Most of the time, the lazy loaders included with Polygraphy have several advantages:
- They allow us to defer the work until we actually need to do it, which can potentially save time.
- Since constructed loaders are extremely light-weight, runners using lazily evaluated loaders can be easily copied into other processes or threads, where they can then be launched. If runners instead referenced entire models/inference sessions, it would be non-trivial to copy them in this way.
- They allow us to define a sequence of operations in advance by chaining loaders together, which
provides an easy way to build reusable functions.
For example, we could create a loader that imports a model from ONNX and generates a serialized TensorRT Engine:
build_engine = EngineBytesFromNetwork(NetworkFromOnnxPath("/path/to/model.onnx"))
- They allow for special semantics where if a callable is provided to a loader, it takes ownership of the return value, whereas otherwise it does not. These special semantics are useful for sharing objects between multiple loaders.
However, this can sometimes lead to code that is less readable, or even downright confusing.
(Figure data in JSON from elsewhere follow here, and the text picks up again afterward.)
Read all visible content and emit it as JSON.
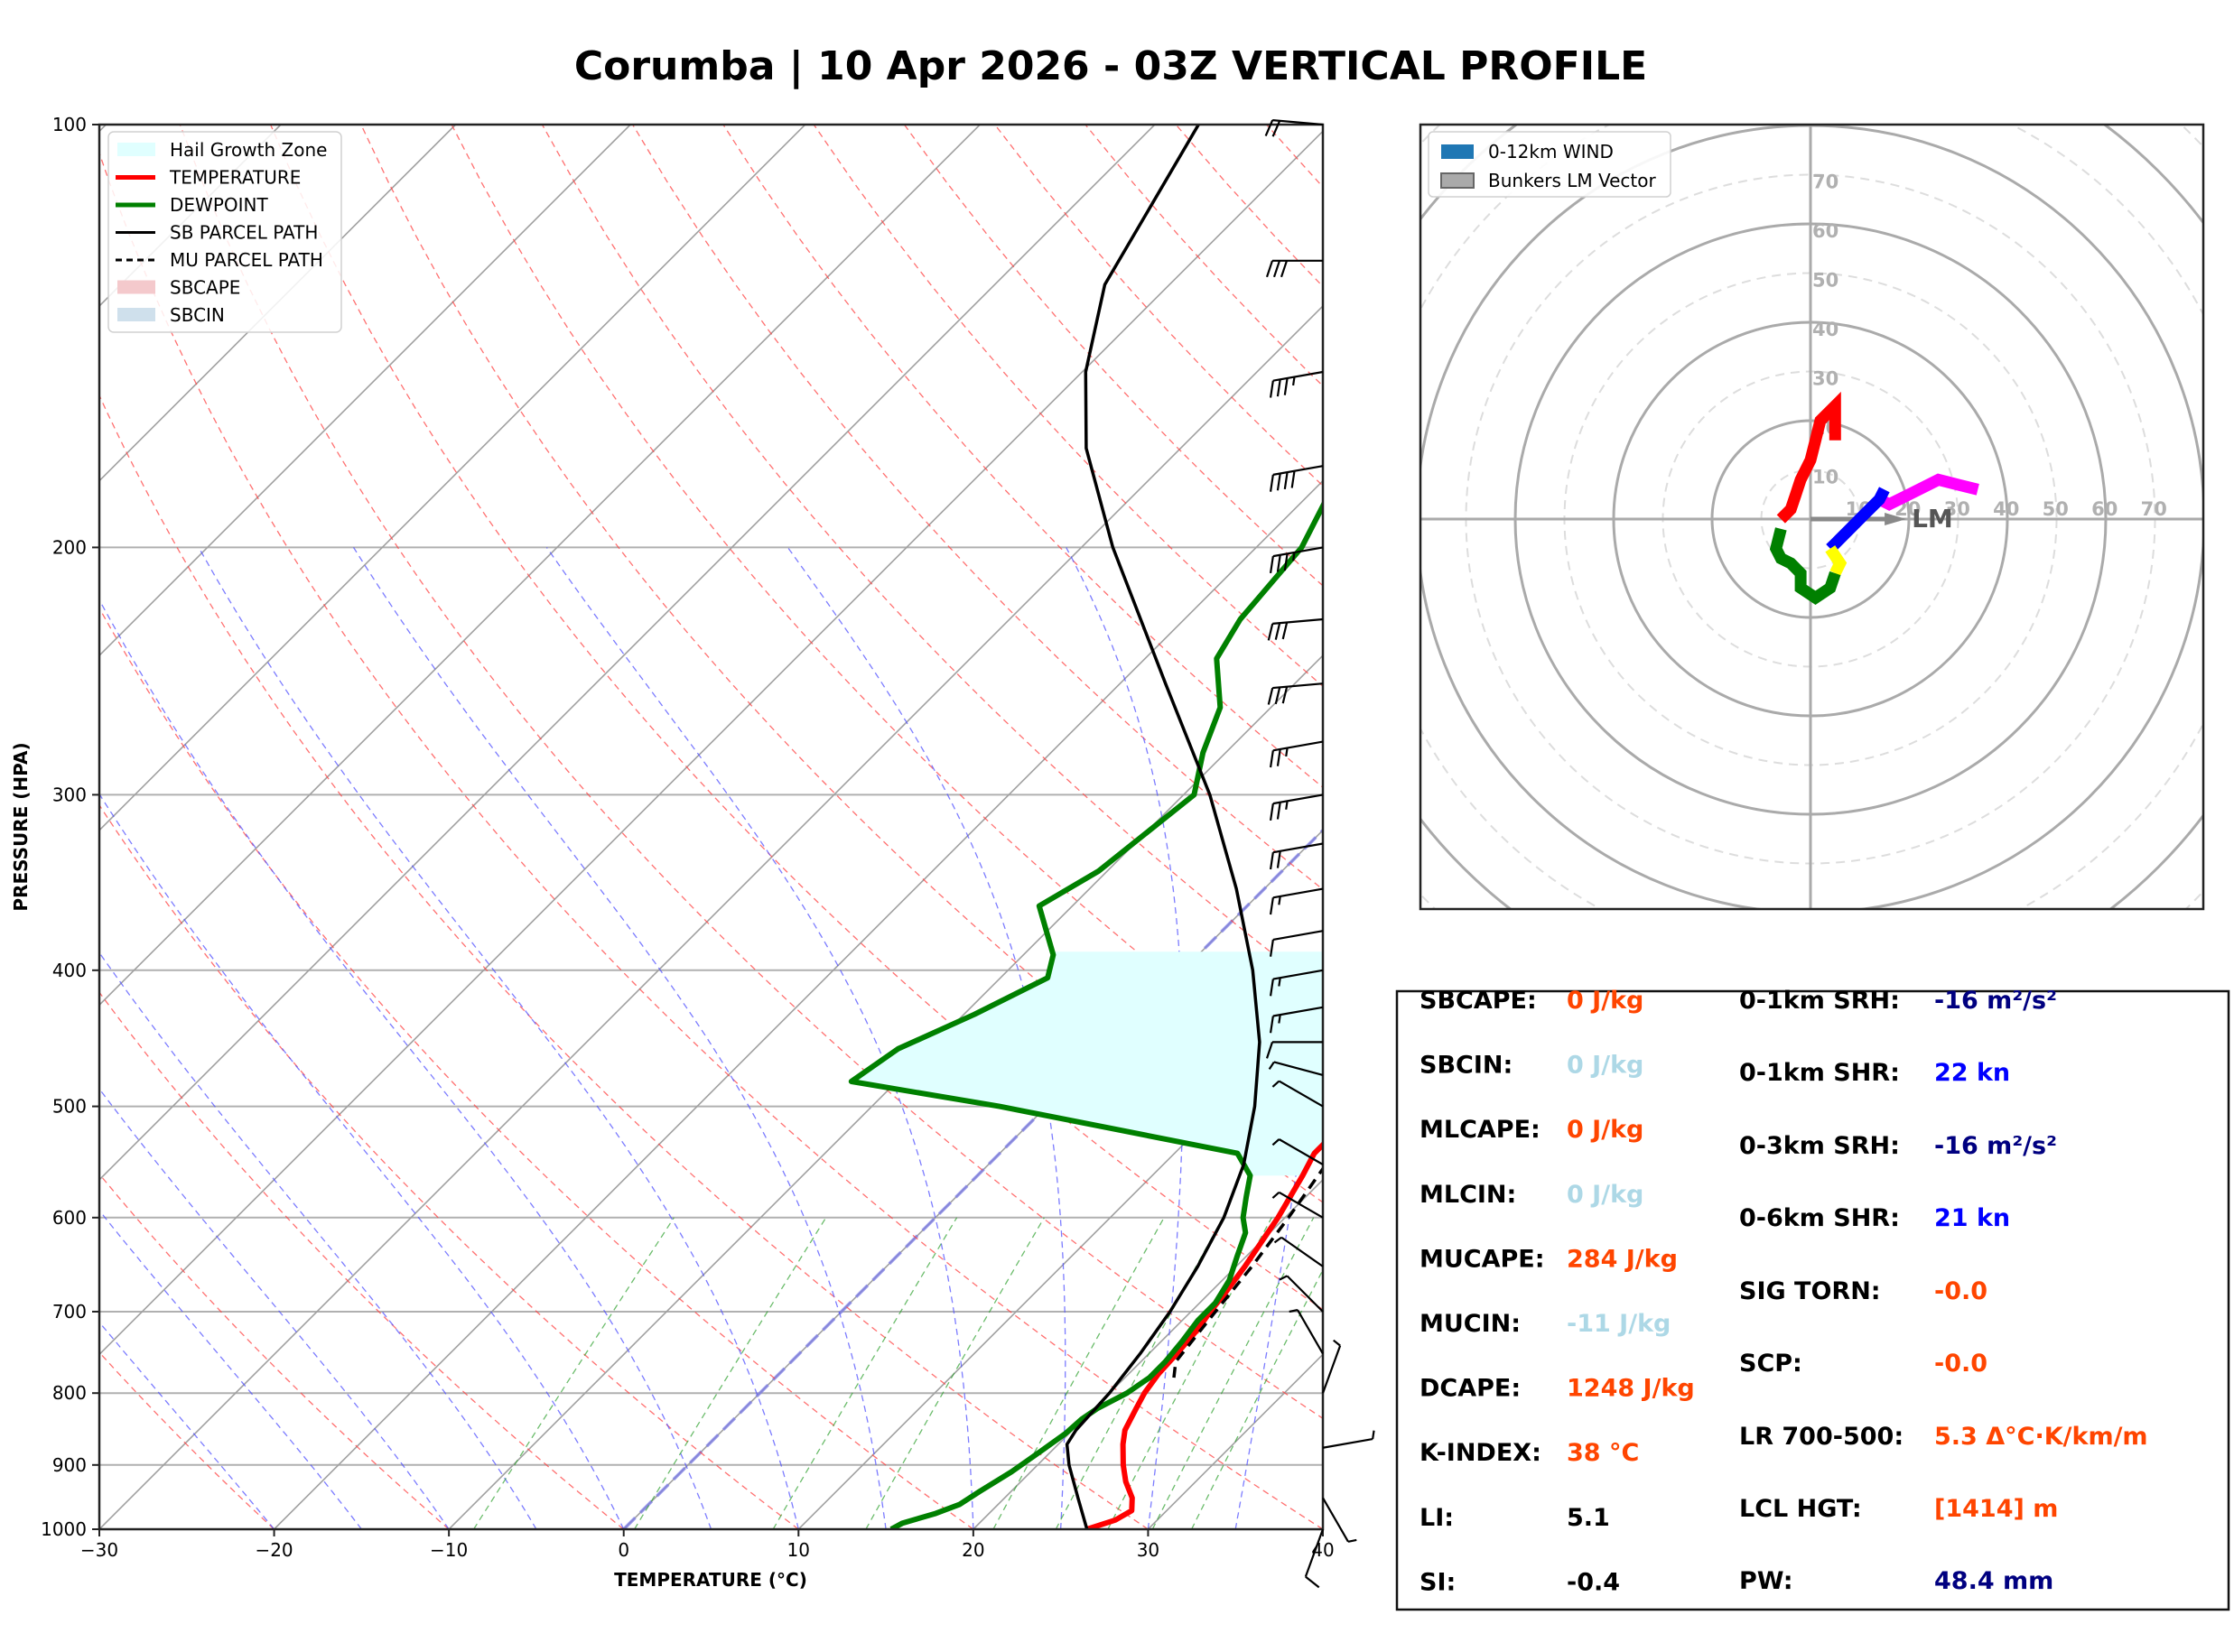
{
  "chart_data": [
    {
      "type": "line",
      "subtype": "skew-t log-p",
      "title": "Corumba | 10 Apr 2026 - 03Z VERTICAL PROFILE",
      "xlabel": "TEMPERATURE (°C)",
      "ylabel": "PRESSURE (HPA)",
      "xlim": [
        -30,
        40
      ],
      "ylim": [
        1000,
        100
      ],
      "xticks": [
        -30,
        -20,
        -10,
        0,
        10,
        20,
        30,
        40
      ],
      "xtick_labels": [
        "−30",
        "−20",
        "−10",
        "0",
        "10",
        "20",
        "30",
        "40"
      ],
      "yticks": [
        100,
        200,
        300,
        400,
        500,
        600,
        700,
        800,
        900,
        1000
      ],
      "ytick_labels": [
        "100",
        "200",
        "300",
        "400",
        "500",
        "600",
        "700",
        "800",
        "900",
        "1000"
      ],
      "grid": true,
      "legend_position": "top-left",
      "legend": [
        {
          "label": "Hail Growth Zone",
          "kind": "patch",
          "color": "#e0ffff"
        },
        {
          "label": "TEMPERATURE",
          "kind": "line",
          "color": "#ff0000"
        },
        {
          "label": "DEWPOINT",
          "kind": "line",
          "color": "#008000"
        },
        {
          "label": "SB PARCEL PATH",
          "kind": "line",
          "color": "#000000"
        },
        {
          "label": "MU PARCEL PATH",
          "kind": "dashed",
          "color": "#000000"
        },
        {
          "label": "SBCAPE",
          "kind": "patch",
          "color": "#f4c9cc"
        },
        {
          "label": "SBCIN",
          "kind": "patch",
          "color": "#cfe0ec"
        }
      ],
      "series": [
        {
          "name": "TEMPERATURE",
          "color": "#ff0000",
          "points": [
            [
              1000,
              26.5
            ],
            [
              985,
              27.6
            ],
            [
              970,
              28.0
            ],
            [
              950,
              27.3
            ],
            [
              925,
              26.0
            ],
            [
              900,
              24.9
            ],
            [
              870,
              23.7
            ],
            [
              850,
              23.0
            ],
            [
              820,
              22.4
            ],
            [
              800,
              22.0
            ],
            [
              775,
              21.7
            ],
            [
              750,
              21.6
            ],
            [
              720,
              21.4
            ],
            [
              700,
              21.1
            ],
            [
              680,
              20.9
            ],
            [
              650,
              20.5
            ],
            [
              600,
              19.6
            ],
            [
              560,
              18.6
            ],
            [
              540,
              18.0
            ],
            [
              525,
              18.0
            ],
            [
              500,
              18.4
            ],
            [
              470,
              17.8
            ],
            [
              440,
              16.2
            ],
            [
              400,
              13.8
            ],
            [
              360,
              11.5
            ],
            [
              330,
              9.4
            ],
            [
              300,
              6.6
            ],
            [
              270,
              3.5
            ],
            [
              245,
              0.5
            ],
            [
              220,
              -2.3
            ],
            [
              200,
              -4.5
            ],
            [
              180,
              -6.0
            ],
            [
              160,
              -7.8
            ],
            [
              140,
              -8.8
            ],
            [
              120,
              -9.0
            ],
            [
              100,
              -8.5
            ]
          ]
        },
        {
          "name": "DEWPOINT",
          "color": "#008000",
          "points": [
            [
              1000,
              15.3
            ],
            [
              990,
              15.6
            ],
            [
              975,
              16.9
            ],
            [
              960,
              17.8
            ],
            [
              940,
              18.2
            ],
            [
              910,
              18.9
            ],
            [
              880,
              19.4
            ],
            [
              855,
              19.8
            ],
            [
              835,
              19.9
            ],
            [
              820,
              20.2
            ],
            [
              800,
              21.0
            ],
            [
              780,
              21.4
            ],
            [
              760,
              21.4
            ],
            [
              735,
              21.2
            ],
            [
              710,
              20.9
            ],
            [
              690,
              20.9
            ],
            [
              665,
              20.4
            ],
            [
              640,
              19.5
            ],
            [
              615,
              18.6
            ],
            [
              600,
              17.6
            ],
            [
              580,
              16.6
            ],
            [
              560,
              15.6
            ],
            [
              540,
              13.6
            ],
            [
              500,
              -2.7
            ],
            [
              480,
              -12.6
            ],
            [
              455,
              -11.8
            ],
            [
              430,
              -9.4
            ],
            [
              405,
              -7.3
            ],
            [
              390,
              -8.3
            ],
            [
              360,
              -11.9
            ],
            [
              340,
              -10.5
            ],
            [
              300,
              -9.4
            ],
            [
              280,
              -11.3
            ],
            [
              260,
              -12.9
            ],
            [
              240,
              -15.9
            ],
            [
              225,
              -16.8
            ],
            [
              200,
              -17.4
            ],
            [
              180,
              -19.2
            ],
            [
              165,
              -21.6
            ],
            [
              145,
              -22.6
            ],
            [
              125,
              -22.9
            ],
            [
              110,
              -22.2
            ],
            [
              100,
              -21.2
            ]
          ]
        },
        {
          "name": "SB PARCEL PATH",
          "color": "#000000",
          "points": [
            [
              1000,
              26.5
            ],
            [
              950,
              24.2
            ],
            [
              900,
              21.8
            ],
            [
              870,
              20.5
            ],
            [
              850,
              20.2
            ],
            [
              800,
              20.0
            ],
            [
              750,
              19.5
            ],
            [
              700,
              18.8
            ],
            [
              650,
              17.8
            ],
            [
              600,
              16.5
            ],
            [
              550,
              14.6
            ],
            [
              500,
              11.9
            ],
            [
              450,
              8.5
            ],
            [
              400,
              4.0
            ],
            [
              350,
              -1.6
            ],
            [
              300,
              -8.5
            ],
            [
              250,
              -17.4
            ],
            [
              200,
              -28.2
            ],
            [
              170,
              -35.4
            ],
            [
              150,
              -39.8
            ],
            [
              130,
              -43.7
            ],
            [
              100,
              -47.5
            ]
          ]
        },
        {
          "name": "MU PARCEL PATH",
          "color": "#000000",
          "dashed": true,
          "points": [
            [
              780,
              22.8
            ],
            [
              760,
              22.0
            ],
            [
              740,
              21.8
            ],
            [
              700,
              21.4
            ],
            [
              650,
              20.9
            ],
            [
              600,
              20.2
            ],
            [
              550,
              19.3
            ],
            [
              500,
              18.1
            ],
            [
              450,
              16.4
            ],
            [
              400,
              14.1
            ],
            [
              350,
              10.9
            ],
            [
              300,
              6.7
            ],
            [
              250,
              0.9
            ],
            [
              200,
              -7.4
            ],
            [
              170,
              -14.0
            ],
            [
              150,
              -19.2
            ],
            [
              130,
              -25.0
            ],
            [
              100,
              -35.6
            ]
          ]
        }
      ],
      "hail_growth_zone": {
        "p_top": 388,
        "p_bottom": 560,
        "color": "#e0ffff"
      },
      "wind_barbs": {
        "side": "right",
        "note": "wind barbs plotted along the right edge from 1000 hPa to 100 hPa",
        "levels": [
          {
            "p": 100,
            "dir": 275,
            "spd": 20
          },
          {
            "p": 125,
            "dir": 270,
            "spd": 30
          },
          {
            "p": 150,
            "dir": 260,
            "spd": 35
          },
          {
            "p": 175,
            "dir": 260,
            "spd": 40
          },
          {
            "p": 200,
            "dir": 260,
            "spd": 35
          },
          {
            "p": 225,
            "dir": 265,
            "spd": 30
          },
          {
            "p": 250,
            "dir": 265,
            "spd": 30
          },
          {
            "p": 275,
            "dir": 260,
            "spd": 25
          },
          {
            "p": 300,
            "dir": 260,
            "spd": 25
          },
          {
            "p": 325,
            "dir": 260,
            "spd": 20
          },
          {
            "p": 350,
            "dir": 260,
            "spd": 15
          },
          {
            "p": 375,
            "dir": 260,
            "spd": 10
          },
          {
            "p": 400,
            "dir": 260,
            "spd": 15
          },
          {
            "p": 425,
            "dir": 260,
            "spd": 15
          },
          {
            "p": 450,
            "dir": 270,
            "spd": 10
          },
          {
            "p": 475,
            "dir": 285,
            "spd": 5
          },
          {
            "p": 500,
            "dir": 300,
            "spd": 5
          },
          {
            "p": 550,
            "dir": 300,
            "spd": 5
          },
          {
            "p": 600,
            "dir": 300,
            "spd": 5
          },
          {
            "p": 650,
            "dir": 305,
            "spd": 5
          },
          {
            "p": 700,
            "dir": 315,
            "spd": 5
          },
          {
            "p": 750,
            "dir": 330,
            "spd": 5
          },
          {
            "p": 800,
            "dir": 20,
            "spd": 5
          },
          {
            "p": 875,
            "dir": 80,
            "spd": 5
          },
          {
            "p": 950,
            "dir": 150,
            "spd": 5
          },
          {
            "p": 1000,
            "dir": 200,
            "spd": 10
          }
        ]
      }
    },
    {
      "type": "line",
      "subtype": "hodograph",
      "title": "",
      "units": "kt",
      "ring_labels": [
        "10",
        "20",
        "30",
        "40",
        "50",
        "60",
        "70"
      ],
      "rings": [
        10,
        20,
        30,
        40,
        50,
        60,
        70,
        80
      ],
      "grid": true,
      "legend_position": "top-left",
      "legend": [
        {
          "label": "0-12km WIND",
          "color": "#1f77b4"
        },
        {
          "label": "Bunkers LM Vector",
          "color": "#aaaaaa"
        }
      ],
      "storm_motion": {
        "label": "LM",
        "u": 18,
        "v": 0
      },
      "segments": [
        {
          "name": "0-1km",
          "color": "#ff00ff",
          "uv": [
            [
              34,
              6
            ],
            [
              30,
              7
            ],
            [
              26,
              8
            ],
            [
              20,
              5
            ],
            [
              16,
              3
            ],
            [
              14,
              4
            ]
          ]
        },
        {
          "name": "1-3km",
          "color": "#0000ff",
          "uv": [
            [
              15,
              6
            ],
            [
              14,
              4
            ],
            [
              11,
              1
            ],
            [
              8,
              -2
            ],
            [
              5,
              -5
            ],
            [
              4,
              -6
            ]
          ]
        },
        {
          "name": "3-6km",
          "color": "#ffff00",
          "uv": [
            [
              4,
              -6
            ],
            [
              6,
              -9
            ],
            [
              5,
              -11
            ]
          ]
        },
        {
          "name": "6-9km",
          "color": "#008000",
          "uv": [
            [
              5,
              -11
            ],
            [
              4,
              -14
            ],
            [
              1,
              -16
            ],
            [
              -2,
              -14
            ],
            [
              -2,
              -11
            ],
            [
              -4,
              -9
            ],
            [
              -6,
              -8
            ],
            [
              -7,
              -6
            ],
            [
              -6,
              -2
            ]
          ]
        },
        {
          "name": "9-12km",
          "color": "#ff0000",
          "uv": [
            [
              -6,
              0
            ],
            [
              -4,
              2
            ],
            [
              -3,
              5
            ],
            [
              -2,
              8
            ],
            [
              0,
              12
            ],
            [
              1,
              16
            ],
            [
              2,
              20
            ],
            [
              4,
              22
            ],
            [
              5,
              23
            ],
            [
              5,
              19
            ],
            [
              5,
              16
            ]
          ]
        }
      ]
    }
  ],
  "stats": {
    "left": [
      {
        "label": "SBCAPE:",
        "value": "0 J/kg",
        "color": "#ff4500"
      },
      {
        "label": "SBCIN:",
        "value": "0 J/kg",
        "color": "#add8e6"
      },
      {
        "label": "MLCAPE:",
        "value": "0 J/kg",
        "color": "#ff4500"
      },
      {
        "label": "MLCIN:",
        "value": "0 J/kg",
        "color": "#add8e6"
      },
      {
        "label": "MUCAPE:",
        "value": "284 J/kg",
        "color": "#ff4500"
      },
      {
        "label": "MUCIN:",
        "value": "-11 J/kg",
        "color": "#add8e6"
      },
      {
        "label": "DCAPE:",
        "value": "1248 J/kg",
        "color": "#ff4500"
      },
      {
        "label": "K-INDEX:",
        "value": "38 °C",
        "color": "#ff4500"
      },
      {
        "label": "LI:",
        "value": "5.1",
        "color": "#000000"
      },
      {
        "label": "SI:",
        "value": "-0.4",
        "color": "#000000"
      }
    ],
    "right": [
      {
        "label": "0-1km SRH:",
        "value": "-16 m²/s²",
        "color": "#000080"
      },
      {
        "label": "0-1km SHR:",
        "value": "22 kn",
        "color": "#0000ff"
      },
      {
        "label": "0-3km SRH:",
        "value": "-16 m²/s²",
        "color": "#000080"
      },
      {
        "label": "0-6km SHR:",
        "value": "21 kn",
        "color": "#0000ff"
      },
      {
        "label": "SIG TORN:",
        "value": "-0.0",
        "color": "#ff4500"
      },
      {
        "label": "SCP:",
        "value": "-0.0",
        "color": "#ff4500"
      },
      {
        "label": "LR 700-500:",
        "value": "5.3 Δ°C·K/km/m",
        "color": "#ff4500"
      },
      {
        "label": "LCL HGT:",
        "value": "[1414] m",
        "color": "#ff4500"
      },
      {
        "label": "PW:",
        "value": "48.4 mm",
        "color": "#000080"
      }
    ]
  }
}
For example, consider the following:
# Each line in this example looks almost the same, but has significantly
# different behavior. Some of these lines even cause memory leaks!
EngineBytesFromNetwork(NetworkFromOnnxPath("/path/to/model.onnx")) # This is a loader instance, not an engine!
EngineBytesFromNetwork(NetworkFromOnnxPath("/path/to/model.onnx"))() # This is an engine.
EngineBytesFromNetwork(NetworkFromOnnxPath("/path/to/model.onnx")()) # And it's a loader instance again...
EngineBytesFromNetwork(NetworkFromOnnxPath("/path/to/model.onnx")())() # Back to an engine!
EngineBytesFromNetwork(NetworkFromOnnxPath("/path/to/model.onnx"))()() # This throws - can you see why?
For that reason, Polygraphy provides immediately-evaluated functional
equivalents of each loader. Each functional variant uses the same name as the loader, but
snake_case
instead of PascalCase
. Using the functional variants, loader code like:
parse_network = NetworkFromOnnxPath("/path/to/model.onnx")
create_config = CreateConfig(fp16=True, tf32=True)
build_engine = EngineFromNetwork(parse_network, create_config)
engine = build_engine()
becomes:
builder, network = network_from_onnx_path("/path/to/model.onnx")
config = create_config(builder, network, fp16=True, tf32=True)
engine = engine_from_network((builder, network), config)
The script included with this example showcases basic usage of the immediately evaluated functional API.
-
Install prerequisites
- Ensure that TensorRT is installed
- Install other dependencies with
python3 -m pip install -r requirements.txt
-
Run the example:
python3 example.py